Following his 10-year NBA playing career, Hoiberg worked in the front office for the NBA’s Minnesota Timberwolves, serving as assistant general manager before being promoted to vice president of basketball operations. He left the Timberwolves to get into coaching, accepting the head job at Iowa State, his alma mater. Hoiberg led the Cyclones to four NCAA Tournament appearances and a pair of Big 12 Tournament championships in his five seasons at the school. His success in Ames led him back to the NBA as head coach of the Chicago Bulls, where he helped the Bulls to a playoff appearance in his second season.
Fred Hoiberg has experienced incredible success at the collegiate level. He won more games than any other player during his time as a Cyclone guard and then returned to post the top winning percentage of any coach in Iowa State history. He won four NCAA Tournament games at Iowa State – a program record – and developed four players who eventually became NBA Draft picks and four All-Americans in his five seasons.

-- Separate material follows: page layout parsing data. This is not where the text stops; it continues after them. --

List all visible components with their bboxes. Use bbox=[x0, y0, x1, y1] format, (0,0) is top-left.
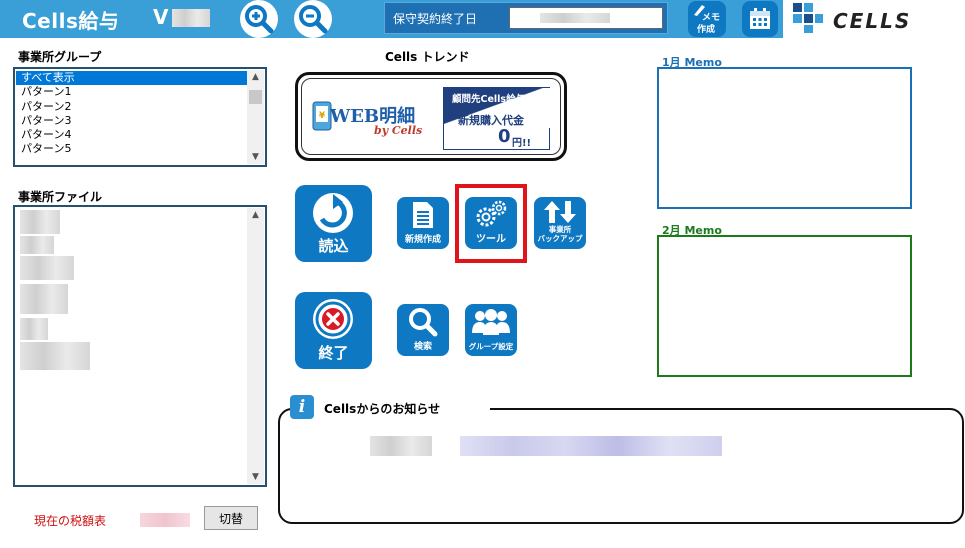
zoom-out-icon bbox=[299, 5, 328, 34]
notice-panel bbox=[278, 408, 964, 524]
version-label: V bbox=[153, 5, 168, 29]
new-create-label: 新規作成 bbox=[404, 235, 441, 245]
tool-button[interactable]: ツール bbox=[465, 197, 517, 249]
february-memo-textarea[interactable] bbox=[657, 235, 912, 377]
file-item-redacted[interactable] bbox=[20, 342, 90, 370]
promo-line-1: 顧問先Cells給与 bbox=[452, 94, 526, 105]
promo-price: 0 bbox=[498, 126, 511, 147]
search-button[interactable]: 検索 bbox=[397, 304, 449, 356]
file-item-redacted[interactable] bbox=[20, 256, 74, 280]
exit-button-label: 終了 bbox=[318, 344, 349, 362]
gears-icon bbox=[476, 200, 507, 227]
read-button-label: 読込 bbox=[318, 237, 349, 255]
read-button[interactable]: 読込 bbox=[295, 185, 372, 262]
phone-icon: ¥ bbox=[312, 101, 332, 131]
list-item[interactable]: パターン3 bbox=[16, 114, 247, 128]
list-item[interactable]: パターン1 bbox=[16, 85, 247, 99]
scroll-down-arrow-icon[interactable]: ▼ bbox=[247, 150, 264, 164]
version-number-redacted bbox=[172, 9, 210, 27]
promo-card: 顧問先Cells給与 新規購入代金 0 円!! bbox=[443, 87, 551, 150]
cells-logo: CELLS bbox=[783, 0, 965, 38]
scroll-down-arrow-icon[interactable]: ▼ bbox=[247, 470, 264, 484]
file-item-redacted[interactable] bbox=[20, 284, 68, 314]
backup-label-2: バックアップ bbox=[537, 234, 583, 243]
group-setting-button[interactable]: グループ設定 bbox=[465, 304, 517, 356]
group-users-icon bbox=[472, 309, 510, 335]
search-icon bbox=[409, 308, 438, 337]
version-prefix: V bbox=[153, 5, 169, 29]
zoom-in-button[interactable] bbox=[240, 0, 278, 38]
new-create-button[interactable]: 新規作成 bbox=[397, 197, 449, 249]
zoom-in-icon bbox=[245, 5, 274, 34]
list-item[interactable]: パターン4 bbox=[16, 128, 247, 142]
notice-title-bar: i Cellsからのお知らせ bbox=[290, 395, 490, 421]
january-memo-textarea[interactable] bbox=[657, 67, 912, 209]
file-item-redacted[interactable] bbox=[20, 236, 54, 254]
tool-label: ツール bbox=[476, 234, 506, 245]
memo-create-button[interactable]: メモ 作成 bbox=[688, 1, 726, 37]
trend-banner[interactable]: ¥ WEB明細 by Cells 顧問先Cells給与 新規購入代金 0 円!! bbox=[295, 72, 567, 161]
office-file-label: 事業所ファイル bbox=[18, 190, 103, 204]
notice-date-redacted bbox=[370, 436, 432, 456]
trend-title: Cells トレンド bbox=[385, 50, 470, 64]
app-title: Cells給与 bbox=[22, 9, 120, 33]
tax-table-value-redacted bbox=[140, 513, 190, 527]
list-item[interactable]: パターン5 bbox=[16, 142, 247, 156]
cells-logo-text: CELLS bbox=[833, 9, 912, 33]
notice-title: Cellsからのお知らせ bbox=[324, 402, 441, 416]
new-document-icon bbox=[413, 202, 433, 228]
zoom-out-button[interactable] bbox=[294, 0, 332, 38]
file-item-redacted[interactable] bbox=[20, 210, 60, 234]
tax-table-label: 現在の税額表 bbox=[34, 514, 107, 528]
memo-button-label-2: 作成 bbox=[697, 25, 716, 35]
promo-line-2: 新規購入代金 bbox=[458, 114, 524, 127]
backup-button[interactable]: 事業所 バックアップ bbox=[534, 197, 586, 249]
scroll-up-arrow-icon[interactable]: ▲ bbox=[247, 208, 264, 222]
notice-text-redacted[interactable] bbox=[460, 436, 722, 456]
maintenance-date-field bbox=[509, 7, 663, 29]
promo-unit: 円!! bbox=[512, 138, 532, 149]
info-icon: i bbox=[290, 395, 314, 419]
list-item[interactable]: パターン2 bbox=[16, 100, 247, 114]
upload-download-icon bbox=[544, 201, 576, 223]
calendar-icon bbox=[750, 8, 770, 29]
refresh-icon bbox=[313, 193, 353, 233]
close-icon bbox=[313, 299, 353, 339]
calendar-button[interactable] bbox=[742, 1, 778, 37]
maintenance-date-redacted bbox=[540, 13, 610, 23]
office-group-scrollbar[interactable]: ▲ ▼ bbox=[247, 70, 264, 164]
group-setting-label: グループ設定 bbox=[468, 342, 514, 351]
cells-logo-icon bbox=[793, 3, 823, 33]
search-label: 検索 bbox=[413, 342, 432, 352]
by-cells-text: by Cells bbox=[374, 124, 423, 137]
scroll-thumb[interactable] bbox=[249, 90, 262, 104]
file-item-redacted[interactable] bbox=[20, 318, 48, 340]
office-group-listbox[interactable]: すべて表示 パターン1 パターン2 パターン3 パターン4 パターン5 ▲ ▼ bbox=[13, 67, 267, 167]
scroll-up-arrow-icon[interactable]: ▲ bbox=[247, 70, 264, 84]
exit-button[interactable]: 終了 bbox=[295, 292, 372, 369]
svg-text:¥: ¥ bbox=[319, 111, 326, 121]
maintenance-label: 保守契約終了日 bbox=[393, 12, 478, 26]
backup-label-1: 事業所 bbox=[548, 225, 572, 234]
office-file-scrollbar[interactable]: ▲ ▼ bbox=[247, 208, 264, 484]
switch-button[interactable]: 切替 bbox=[204, 506, 258, 530]
list-item[interactable]: すべて表示 bbox=[16, 71, 247, 86]
office-group-label: 事業所グループ bbox=[18, 50, 102, 64]
office-file-listbox[interactable]: ▲ ▼ bbox=[13, 205, 267, 487]
maintenance-panel: 保守契約終了日 bbox=[384, 2, 668, 34]
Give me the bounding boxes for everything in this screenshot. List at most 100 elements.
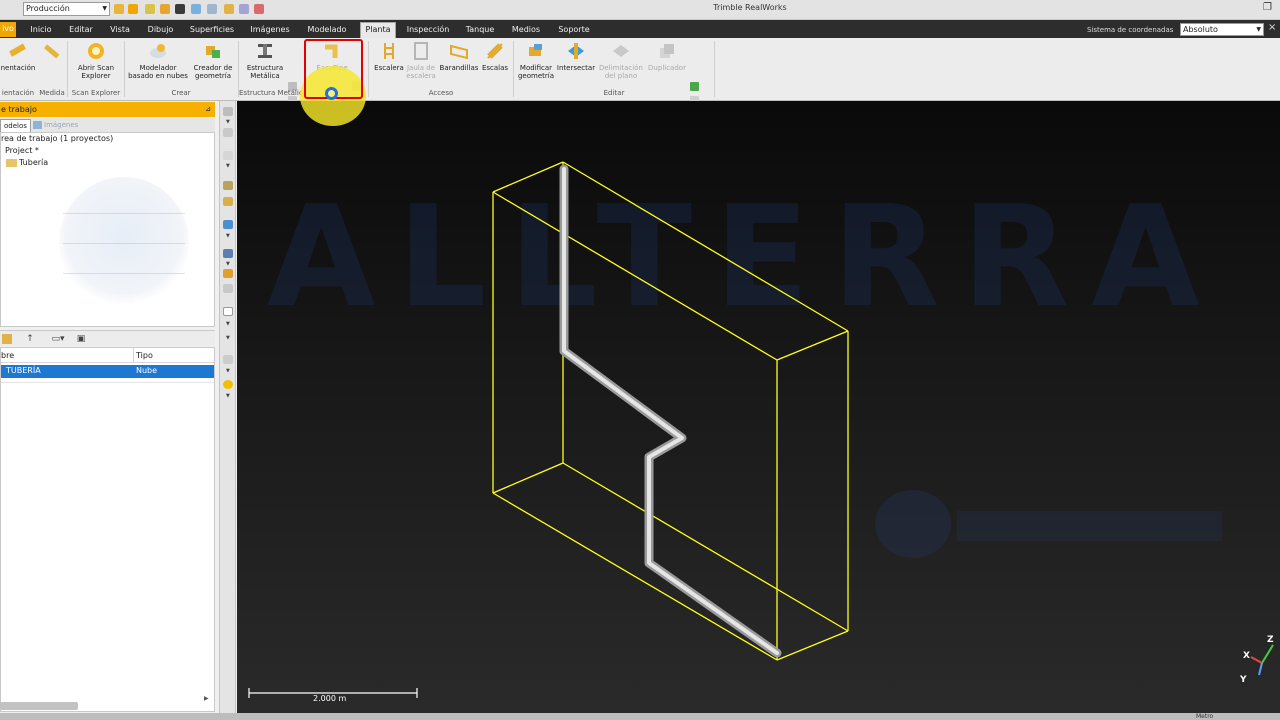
measure-button[interactable] bbox=[40, 41, 64, 64]
bounding-box bbox=[492, 161, 849, 661]
orientation-button[interactable]: nentación bbox=[0, 41, 36, 72]
warning-icon[interactable] bbox=[223, 269, 233, 278]
rotate-icon[interactable] bbox=[223, 107, 233, 116]
cloud-modeler-label: Modelador basado en nubes bbox=[128, 64, 188, 80]
ladder-button[interactable]: Escalera bbox=[372, 41, 406, 72]
column-type-header[interactable]: Tipo bbox=[136, 351, 153, 360]
status-bar bbox=[0, 713, 1280, 720]
clip-icon[interactable] bbox=[223, 355, 233, 364]
tab-editar[interactable]: Editar bbox=[65, 23, 97, 38]
tab-medios[interactable]: Medios bbox=[507, 23, 545, 38]
duplicator-label: Duplicador bbox=[648, 64, 686, 72]
chevron-down-icon[interactable]: ▼ bbox=[226, 368, 230, 374]
cloud-modeler-icon bbox=[150, 44, 166, 58]
chevron-down-icon[interactable]: ▼ bbox=[226, 321, 230, 327]
axis-gizmo[interactable]: Z X Y bbox=[1239, 635, 1274, 685]
tab-planta[interactable]: Planta bbox=[360, 22, 396, 38]
open-scan-explorer-button[interactable]: Abrir Scan Explorer bbox=[72, 41, 120, 80]
tab-file[interactable]: ivo bbox=[0, 22, 16, 37]
tab-superficies[interactable]: Superficies bbox=[186, 23, 238, 38]
zoom-icon[interactable] bbox=[223, 181, 233, 190]
tab-imagenes[interactable]: Imágenes bbox=[246, 23, 294, 38]
logo-watermark-line bbox=[63, 273, 185, 274]
tree-item-pipe[interactable]: Tubería bbox=[6, 158, 48, 167]
scroll-right-icon[interactable]: ▶ bbox=[204, 695, 214, 711]
cage-ladder-icon bbox=[414, 42, 428, 60]
duplicator-button[interactable]: Duplicador bbox=[645, 41, 689, 72]
geometry-creator-button[interactable]: Creador de geometría bbox=[191, 41, 235, 80]
measure-icon[interactable] bbox=[224, 4, 234, 14]
tab-modelado[interactable]: Modelado bbox=[302, 23, 352, 38]
window-icon[interactable] bbox=[207, 4, 217, 14]
watermark-logo-text bbox=[957, 511, 1222, 541]
tab-images[interactable]: Imágenes bbox=[30, 119, 81, 132]
3d-viewport[interactable]: ALLTERRA Z X Y 2.000 m bbox=[237, 101, 1280, 713]
up-arrow-icon[interactable]: ↑ bbox=[25, 334, 35, 344]
group-measure-label: Medida bbox=[39, 89, 65, 97]
close-icon[interactable]: × bbox=[1268, 22, 1276, 33]
tab-vista[interactable]: Vista bbox=[104, 23, 136, 38]
intersect-button[interactable]: Intersectar bbox=[556, 41, 596, 72]
table-row[interactable]: TUBERÍA Nube bbox=[1, 365, 214, 378]
box-icon[interactable] bbox=[223, 307, 233, 316]
grid-icon[interactable] bbox=[223, 284, 233, 293]
properties-icon[interactable]: ▣ bbox=[76, 334, 86, 344]
chevron-down-icon[interactable]: ▼ bbox=[226, 335, 230, 341]
group-orientation-label: ientación bbox=[1, 89, 35, 97]
scene: Z X Y bbox=[248, 161, 1274, 698]
tab-models[interactable]: odelos bbox=[0, 119, 31, 132]
column-divider[interactable] bbox=[133, 348, 134, 363]
chevron-down-icon[interactable]: ▼ bbox=[226, 393, 230, 399]
horizontal-scrollbar[interactable] bbox=[0, 702, 78, 710]
column-name-header[interactable]: bre bbox=[1, 351, 14, 360]
chevron-down-icon[interactable]: ▼ bbox=[226, 261, 230, 267]
pin-icon[interactable]: ⊿ bbox=[205, 102, 211, 117]
ladder-icon bbox=[384, 43, 394, 59]
edit-icon[interactable] bbox=[239, 4, 249, 14]
cloud-modeler-button[interactable]: Modelador basado en nubes bbox=[126, 41, 190, 80]
no-icon[interactable] bbox=[254, 4, 264, 14]
stairs-button[interactable]: Escalas bbox=[480, 41, 510, 72]
tree-item-project[interactable]: Project * bbox=[1, 146, 39, 155]
railings-button[interactable]: Barandillas bbox=[438, 41, 480, 72]
object-list: bre Tipo TUBERÍA Nube ▶ bbox=[0, 347, 215, 712]
tab-inicio[interactable]: Inicio bbox=[26, 23, 56, 38]
display-icon[interactable] bbox=[223, 220, 233, 229]
pipe-point-cloud bbox=[559, 164, 782, 658]
coordinate-system-value: Absoluto bbox=[1183, 25, 1218, 34]
image-icon[interactable] bbox=[191, 4, 201, 14]
open-project-icon[interactable] bbox=[128, 4, 138, 14]
cage-ladder-button[interactable]: Jaula de escalera bbox=[404, 41, 438, 80]
light-icon[interactable] bbox=[223, 380, 233, 389]
chevron-down-icon[interactable]: ▼ bbox=[226, 119, 230, 125]
folder-open-icon[interactable] bbox=[114, 4, 124, 14]
chevron-down-icon[interactable]: ▼ bbox=[226, 233, 230, 239]
layer-icon[interactable] bbox=[223, 249, 233, 258]
mode-select[interactable]: Producción ▼ bbox=[23, 2, 110, 16]
view-toolbar: ▼ ▼ ▼ ▼ ▼ ▼ ▼ ▼ bbox=[219, 101, 236, 713]
tree-item-workspace[interactable]: rea de trabajo (1 proyectos) bbox=[1, 134, 113, 143]
zoom-extents-icon[interactable] bbox=[223, 197, 233, 206]
group-access-label: Acceso bbox=[428, 89, 454, 97]
tab-soporte[interactable]: Soporte bbox=[553, 23, 595, 38]
coordinate-system-select[interactable]: Absoluto ▼ bbox=[1180, 23, 1264, 36]
chevron-down-icon[interactable]: ▼ bbox=[226, 163, 230, 169]
save-icon[interactable] bbox=[175, 4, 185, 14]
row-name: TUBERÍA bbox=[6, 366, 41, 375]
modify-geometry-button[interactable]: Modificar geometría bbox=[515, 41, 557, 80]
menu-bar: ivo Inicio Editar Vista Dibujo Superfici… bbox=[0, 20, 1280, 38]
pan-icon[interactable] bbox=[223, 128, 233, 137]
folder-icon[interactable] bbox=[2, 334, 12, 344]
steel-structure-button[interactable]: Estructura Metálica bbox=[242, 41, 288, 80]
tab-dibujo[interactable]: Dibujo bbox=[143, 23, 178, 38]
refresh-icon[interactable] bbox=[160, 4, 170, 14]
restore-window-button[interactable]: ❐ bbox=[1263, 2, 1272, 13]
tab-tanque[interactable]: Tanque bbox=[461, 23, 499, 38]
tab-inspeccion[interactable]: Inspección bbox=[403, 23, 453, 38]
view-options-icon[interactable]: ▭▾ bbox=[47, 334, 69, 344]
view-icon[interactable] bbox=[223, 151, 233, 160]
camera-icon[interactable] bbox=[145, 4, 155, 14]
plane-delimitation-button[interactable]: Delimitación del plano bbox=[596, 41, 646, 80]
intersect-label: Intersectar bbox=[556, 64, 596, 72]
group-edit-label: Editar bbox=[603, 89, 625, 97]
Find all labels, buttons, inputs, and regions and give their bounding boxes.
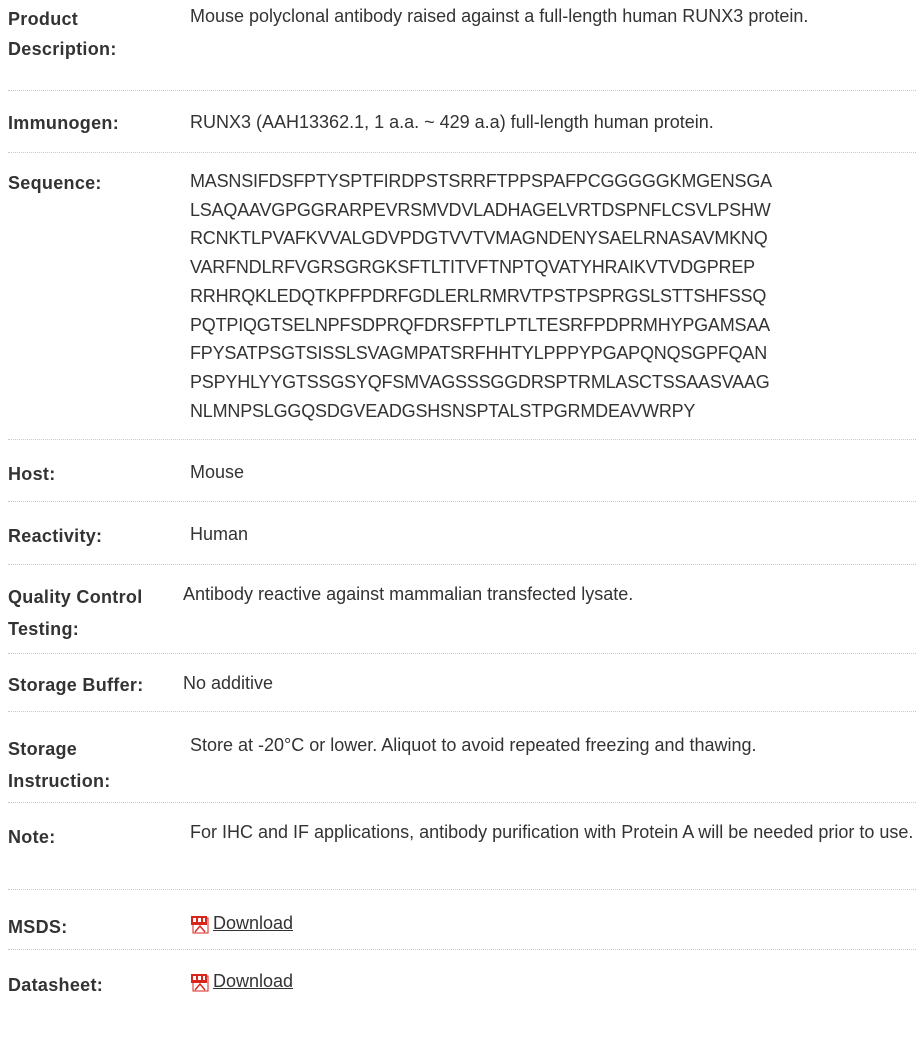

Hoiberg has implemented his up-tempo attack in Lincoln, as Nebraska has led the Big Ten in tempo in each of his first two seasons, including 16th nationally in 2019-20. NU ranked in the top three in 3-pointers per game (third) and turnover margin (second) in conference play in his first season. The Huskers, which returned one letterwinner, posted Big Ten wins over both Purdue and Iowa. The 2020-21 season saw the Huskers climb to 40th nationally in defensive efficiency, despite a lineup which featured four new starters for most of Big Ten play. NU ranking second in school history with 8.44 3-pointers per game while facing a top-10 schedule for the second straight season. Dalano Banton became the 11th college player Hoiberg has put into the NBA, as he was a second-round pick by the Toronto Raptors in the 2021 NBA Draft after leading the Huskers in both assists and rebounds.
Fred Hoiberg Coach Quotes:
“I have changed the way that I look at things leading into games. You know, we aren’t going as long this year in our practices, we’re still going very intense.”
“We really wanted to implement a system that we felt could be successful over the long run . . we’ve always been one of the top pace teams going back to my days at Iowa State.”
“You can’t just say you’re going to play fast, you have to work on playing fast. You can’t just roll the ball out there and say we’re going to shoot it the first 10 seconds; it takes a lot of work to make sure you get the spacing right.”
“Early possession, early offense is really what we work on for about a month. And once we get that right, then we start adding to our system more of our set type actions.”
“I think our job as coaches is you have to figure out the skill set of your team and then try to put them in a position where they can be successful.”
“I think in that dunker spot it doesn’t matter what position you are. We put point guards in that position when we run an action to get a live pick and roll for our wing. We put them down in those areas and keep their spacing heels on the baseline. And that can create some good opportunities at the rim.”
“The traditional NBA [approach] was really keeping the ball on the side and icing the ball screen. It’s really gone more to pushing the ball into the screen as the bigs have become more skilled.”
“Where we help is off the opposite low man . . we call that opposite low man the MIG and we call it the ‘Most Important Guy’ in our system. That opposite low man is in the restricted area, which you can do more in college because the defensive three second rule in the NBA, and that guy on top is now what we call the rover.”
“We try to limit paint touches as much as possible and . . try to limit easy baskets as much as possible . . the other thing is finishing possessions [blocking out] . . then it’s about going back and tweaking and watching film and working on it, hopefully improving in those very critical areas as far as our defense is concerned.”
“I relied on getting better from my high school coach. That’s an important part of it, those early years, and do you have a guy who’s going to teach you the game right.”
“The one thing that I wish would change a little bit [in AAU] is they would have more skill training and also physical development as part of their programs. There’s so many games . . when you’re playing that many games, it just takes away from your individual training of your skill, the fundamentals, and then the training to get stronger.”
“I’ve always tried to share as much as possible, I think that is one of the responsibilities is to help other coaches in this profession grow.”
“I think the biggest thing you have to have is honesty and transparency with your players. If you don’t, you’re going to have a lot of issues on your hands. We have individual meetings with all of our players talking about roles as we head into the season. You have to be clear, and concise on those to try not to not create confusion.”
“The thing I always appreciated is when my coach talked to me about what my role was. I may not have liked it, but I accepted it. And that’s all you can do, and then be ready when your name is called.”